Mais pour certains enfants, cet amour et cette protection sont de trop. Ils le vivent comme un «sur-amour» et une «sur-protection» qui les étouffe. Il ne fait aucun doute qu'à l'époque où les enfants étaient encore petits, la vie commune était très harmonieuse, les gens étaient proches les uns des autres. Mais maintenant, à l'âge adulte, ces filles et ces fils se détournent. La relation est trop étroite pour eux, ils ne se sentent pas considérés comme une personne, ils coupent le contact pour se retrouver eux-mêmes. Ils s'expriment alors ainsi : «Oui, mes parents sont toujours bien intentionnés, mais ce «bien» est trop pour moi ! C'est trop proche pour moi. Leur amour permanent est comme une surveillance permanente et ça me tue».
«Comme si j'étais en première année»
Un jeune homme de 20 ans dit : «Leur amour et leur attention sont de trop. S'il existait une application de surveillance fonctionnant dans le monde entier, mes parents n'y mettraient pas le prix... Un contrôle total ! Mais ils ne comprennent pas du tout de quoi je parle quand je leur explique que j'ai besoin d'un peu de distance ou quand je leur dis de me laisser faire ou de m'écouter. Mon souhait est alors immédiatement suivi d'une objection : «Mais, mon enfant, nous avons de bonnes intentions, nous faisons cela par sollicitude, nous t'aimons tellement». Leur «bien intentionné» est trop pour moi, et leur «mais enfant ...» montre qu'ils ne comprennent rien.

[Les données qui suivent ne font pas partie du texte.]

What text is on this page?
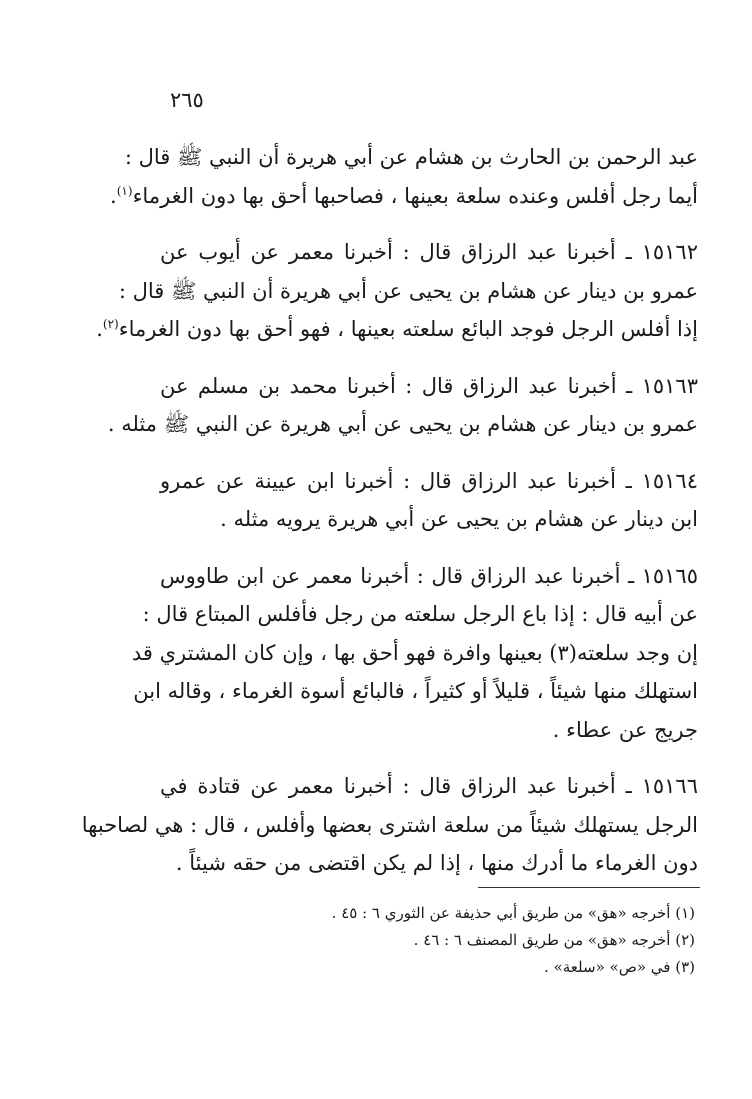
٢٦٥

عبد الرحمن بن الحارث بن هشام عن أبي هريرة أن النبي ﷺ قال :
أيما رجل أفلس وعنده سلعة بعينها ، فصاحبها أحق بها دون الغرماء$^{(١)}$.

١٥١٦٢ ـ أخبرنا عبد الرزاق قال : أخبرنا معمر عن أيوب عن
عمرو بن دينار عن هشام بن يحيى عن أبي هريرة أن النبي ﷺ قال :
إذا أفلس الرجل فوجد البائع سلعته بعينها ، فهو أحق بها دون الغرماء$^{(٢)}$.

١٥١٦٣ ـ أخبرنا عبد الرزاق قال : أخبرنا محمد بن مسلم عن
عمرو بن دينار عن هشام بن يحيى عن أبي هريرة عن النبي ﷺ مثله .

١٥١٦٤ ـ أخبرنا عبد الرزاق قال : أخبرنا ابن عيينة عن عمرو
ابن دينار عن هشام بن يحيى عن أبي هريرة يرويه مثله .

١٥١٦٥ ـ أخبرنا عبد الرزاق قال : أخبرنا معمر عن ابن طاووس
عن أبيه قال : إذا باع الرجل سلعته من رجل فأفلس المبتاع قال :
إن وجد سلعته(٣) بعينها وافرة فهو أحق بها ، وإن كان المشتري قد
استهلك منها شيئاً ، قليلاً أو كثيراً ، فالبائع أسوة الغرماء ، وقاله ابن
جريج عن عطاء .

١٥١٦٦ ـ أخبرنا عبد الرزاق قال : أخبرنا معمر عن قتادة في
الرجل يستهلك شيئاً من سلعة اشترى بعضها وأفلس ، قال : هي لصاحبها
دون الغرماء ما أدرك منها ، إذا لم يكن اقتضى من حقه شيئاً .

(١) أخرجه «هق» من طريق أبي حذيفة عن الثوري ٦ : ٤٥ .
(٢) أخرجه «هق» من طريق المصنف ٦ : ٤٦ .
(٣) في «ص» «سلعة» .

Ils savent toujours ce qui est bon pour moi, comme si j'étais un élève de première année dans la vie».
Une femme de 34 ans s'exprime ainsi : «Ma mère et son partenaire ont de grands souhaits pour moi, et ma mère parle constamment de notre bonheur familial. Mais sa conception du bonheur me rend malheureuse. Elle m'a toujours protégée, et si elle le pouvait, elle le ferait encore aujourd'hui, même si j'ai un partenaire, mon travail et ma propre vie. Je ne sais plus quoi faire, je ne peux m'en sortir que par des moyens brutaux, car je ne le vis pas seulement comme une appropriation, je me sens incorporé par eux».
Plus de contact à cause d'une trop grande proximité
Selon Haarmann, ce qui manque ici, ce que les parents ne voient pas, c'est ce qui constitue idéalement l'amour : La proximité et l'autonomie sont équivalentes : «La proximité apporte sécurité et soutien, l'autonomie renforce l'indépendance et la liberté intérieure. Le développement humain se fait dans l'alternance des besoins de proximité et d'autonomie».
Ces enfants rompent alors le contact avec leurs parents, précisément parce que celui-ci est trop étroit, car ils ne se sentent pas considérés comme une personne avec tous ses besoins. Ils ont besoin de rompre le contact pour pouvoir respirer et se retrouver eux-mêmes. «Les jeunes adultes se soustraient au contact étroit avec leur mère et/ou leur père parce qu'ils veulent être eux-mêmes. Ce qui peut être accablant pour leurs parents, qui se sentent abandonnés».
Ce n'est donc pas seulement le manque de proximité et de sécurité qui joue un rôle, mais aussi l'excès de proximité - de l'expérience d'une prise en charge insuffisante, on passe à une prise en charge excessive. Le «juste milieu», selon Haarmann, fait défaut. Le drame, c'est que «dans la surprotection, le fait de tout donner, d'être tout près, il ne s'agit pas de l'enfant. Dans cette surprotection, on passe à côté de quelque chose d'essentiel des besoins de l'enfant, il s'agit bien plus de la peur des parents, de leur peur de perdre à nouveau cet amour».